|0 6 M A L A M P E R T A M A|

58.4K 1.6K 7
                                    

Adelia duduk dimeja makan rumah orang tua Kafka. Di sebarangnya ada sepasang suami istri yang dari tadi memperhatikan Adelia dengan senyum yang terus mengembang, mereka adalah orang tua Kafka.

Kafka duduk disebelah Adelia, mereka sudah memulai sandiwara mereka sebagai sepasang kekasih.

"Jadi selain pacar Kafka kau juga sekretarisnya?" tanya Alice lembut.

"I-iya." jawab Adelia canggung.

Alice mengangguk paham setelah mendengar jawaban Adelia. "Kau cantik seperti waktu aku muda dulu," puji Alice. "Benarkan Anderson?" Alice meminta persetujuan dari suaminya.

"Aku tidak yakin, aku rasa lebih cantik Adelia daripada kau, Alice." jawab Anderson bercanda.

"Ya, aku akui itu, kau memang cantik Adelia. Tidak salah jika Kafka memilihmu untuk menjadi pacarnya." Alice melemparkan senyum kepada Adelia.

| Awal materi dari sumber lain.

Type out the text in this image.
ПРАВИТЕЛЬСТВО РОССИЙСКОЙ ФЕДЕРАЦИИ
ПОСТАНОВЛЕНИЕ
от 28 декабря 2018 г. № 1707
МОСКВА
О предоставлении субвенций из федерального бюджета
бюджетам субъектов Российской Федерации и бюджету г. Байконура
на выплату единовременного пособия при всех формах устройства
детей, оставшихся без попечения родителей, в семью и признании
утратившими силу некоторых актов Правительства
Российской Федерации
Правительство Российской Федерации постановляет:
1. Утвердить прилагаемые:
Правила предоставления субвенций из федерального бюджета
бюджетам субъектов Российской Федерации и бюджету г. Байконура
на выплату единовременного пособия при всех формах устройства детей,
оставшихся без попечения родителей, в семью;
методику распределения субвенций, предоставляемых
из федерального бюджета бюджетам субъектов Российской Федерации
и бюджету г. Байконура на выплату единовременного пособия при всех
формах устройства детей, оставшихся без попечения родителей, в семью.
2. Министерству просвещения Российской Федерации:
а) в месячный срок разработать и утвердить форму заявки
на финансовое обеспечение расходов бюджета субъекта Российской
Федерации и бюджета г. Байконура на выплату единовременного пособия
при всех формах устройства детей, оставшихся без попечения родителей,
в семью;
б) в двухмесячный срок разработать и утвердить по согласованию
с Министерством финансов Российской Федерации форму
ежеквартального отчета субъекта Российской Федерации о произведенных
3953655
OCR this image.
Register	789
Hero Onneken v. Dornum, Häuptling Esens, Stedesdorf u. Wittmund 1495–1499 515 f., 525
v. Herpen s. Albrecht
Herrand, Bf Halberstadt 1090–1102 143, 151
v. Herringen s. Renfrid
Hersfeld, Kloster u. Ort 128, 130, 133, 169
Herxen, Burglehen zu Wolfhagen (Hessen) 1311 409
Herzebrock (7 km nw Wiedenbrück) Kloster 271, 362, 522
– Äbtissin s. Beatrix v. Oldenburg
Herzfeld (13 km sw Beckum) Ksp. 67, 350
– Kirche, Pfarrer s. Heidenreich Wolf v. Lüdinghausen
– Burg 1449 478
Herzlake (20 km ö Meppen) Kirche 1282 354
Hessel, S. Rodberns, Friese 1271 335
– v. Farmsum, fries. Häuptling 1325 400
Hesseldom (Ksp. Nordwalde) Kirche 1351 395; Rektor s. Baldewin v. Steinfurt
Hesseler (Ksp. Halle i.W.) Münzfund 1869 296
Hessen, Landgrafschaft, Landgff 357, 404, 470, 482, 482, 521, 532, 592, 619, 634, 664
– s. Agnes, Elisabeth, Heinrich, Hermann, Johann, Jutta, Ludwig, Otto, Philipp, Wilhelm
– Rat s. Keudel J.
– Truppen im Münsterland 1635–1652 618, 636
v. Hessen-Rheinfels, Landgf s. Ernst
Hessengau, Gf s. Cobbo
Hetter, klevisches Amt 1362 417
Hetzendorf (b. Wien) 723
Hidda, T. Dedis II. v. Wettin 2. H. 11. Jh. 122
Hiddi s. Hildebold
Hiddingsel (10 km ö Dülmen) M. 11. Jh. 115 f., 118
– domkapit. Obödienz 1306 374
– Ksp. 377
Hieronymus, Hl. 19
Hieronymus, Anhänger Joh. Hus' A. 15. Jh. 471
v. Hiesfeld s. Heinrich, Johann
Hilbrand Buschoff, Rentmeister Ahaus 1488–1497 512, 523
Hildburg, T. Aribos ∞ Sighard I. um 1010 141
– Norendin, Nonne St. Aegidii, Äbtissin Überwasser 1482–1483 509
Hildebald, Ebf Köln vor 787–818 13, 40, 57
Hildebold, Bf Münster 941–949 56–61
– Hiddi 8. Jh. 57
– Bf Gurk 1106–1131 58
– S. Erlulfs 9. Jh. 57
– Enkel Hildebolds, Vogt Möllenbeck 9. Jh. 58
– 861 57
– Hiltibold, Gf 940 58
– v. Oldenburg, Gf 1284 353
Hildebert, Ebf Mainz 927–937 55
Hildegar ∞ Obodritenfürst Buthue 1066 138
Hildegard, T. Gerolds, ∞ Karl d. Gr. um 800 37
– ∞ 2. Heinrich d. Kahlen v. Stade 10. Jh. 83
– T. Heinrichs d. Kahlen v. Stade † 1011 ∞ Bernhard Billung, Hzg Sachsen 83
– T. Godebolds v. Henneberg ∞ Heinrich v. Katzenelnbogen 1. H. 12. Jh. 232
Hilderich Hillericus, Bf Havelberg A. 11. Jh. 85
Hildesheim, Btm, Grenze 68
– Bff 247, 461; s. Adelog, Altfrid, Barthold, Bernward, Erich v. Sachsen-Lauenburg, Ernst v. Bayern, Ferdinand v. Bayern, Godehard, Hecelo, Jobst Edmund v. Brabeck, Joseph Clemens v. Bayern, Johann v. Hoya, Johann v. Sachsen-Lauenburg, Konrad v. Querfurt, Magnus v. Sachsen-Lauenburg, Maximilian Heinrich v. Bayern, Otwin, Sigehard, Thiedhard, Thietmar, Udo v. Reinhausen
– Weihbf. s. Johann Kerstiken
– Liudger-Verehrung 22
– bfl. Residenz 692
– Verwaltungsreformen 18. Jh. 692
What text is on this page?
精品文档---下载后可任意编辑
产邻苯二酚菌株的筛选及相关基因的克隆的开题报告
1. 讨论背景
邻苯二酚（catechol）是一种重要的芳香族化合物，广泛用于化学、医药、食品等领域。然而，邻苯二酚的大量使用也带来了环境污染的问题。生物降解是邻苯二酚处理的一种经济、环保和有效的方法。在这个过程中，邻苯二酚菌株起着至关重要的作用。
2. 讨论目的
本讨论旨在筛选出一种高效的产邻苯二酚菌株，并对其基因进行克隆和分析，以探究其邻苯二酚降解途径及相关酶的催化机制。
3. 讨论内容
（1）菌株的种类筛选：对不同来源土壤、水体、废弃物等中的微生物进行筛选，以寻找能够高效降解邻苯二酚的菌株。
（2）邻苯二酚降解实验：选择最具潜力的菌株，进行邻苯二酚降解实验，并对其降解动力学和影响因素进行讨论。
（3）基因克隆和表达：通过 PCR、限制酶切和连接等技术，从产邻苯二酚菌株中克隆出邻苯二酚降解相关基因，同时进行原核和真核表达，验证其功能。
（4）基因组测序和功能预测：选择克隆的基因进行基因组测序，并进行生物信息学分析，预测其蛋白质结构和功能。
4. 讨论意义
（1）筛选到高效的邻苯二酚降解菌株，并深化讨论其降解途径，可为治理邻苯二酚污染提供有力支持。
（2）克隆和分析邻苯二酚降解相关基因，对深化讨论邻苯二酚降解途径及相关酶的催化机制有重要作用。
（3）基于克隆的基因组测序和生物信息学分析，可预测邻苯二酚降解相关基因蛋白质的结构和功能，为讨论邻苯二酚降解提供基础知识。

"Ah, kau terlalu berlebih...ehm..." Adelia tampak berpikir sebelum melanjutkan ucapannya.

"Alice, panggil aku Alice." ujar Alice yang menyadari jika Adelia kebingungan harus memanggilnya dengan sebutan apa. Adelia mengagguk.

Kafka lega begitu keluarganya menerima kehadiran Adelia malam ini. Pasalnya orang tua Kafka tipe yang pemilih untuk pasangan anaknya. Mungkin karena Adelia yang santun makanya mereka dengan mudah menerima atau mungkin karena kecantikan yang dimiliki sekretarisnya itu.

Kafka menatap adik perempuannya-Thea yang masih menjadi pendengar dalam obrolan itu. "Bagaimana menurutmu?"

Thea menatap Adelia datar, membuat Adelia sedikit gugup mendapat tatapan dingin seperti itu. "Cantik, tapi bodoh!" sahut Thea menilai Adelia.

Kafka langsung berubah marah mendengar itu. "Apa katamu!?" bentak Kafka.

Alice dan Anderson menatap Thea, sedang yang ditatap tidak merasa bersalah sama sekali. "Siapa yang mengajarimu menjadi gadis tidak sopan seperti ini?" tanya Alice.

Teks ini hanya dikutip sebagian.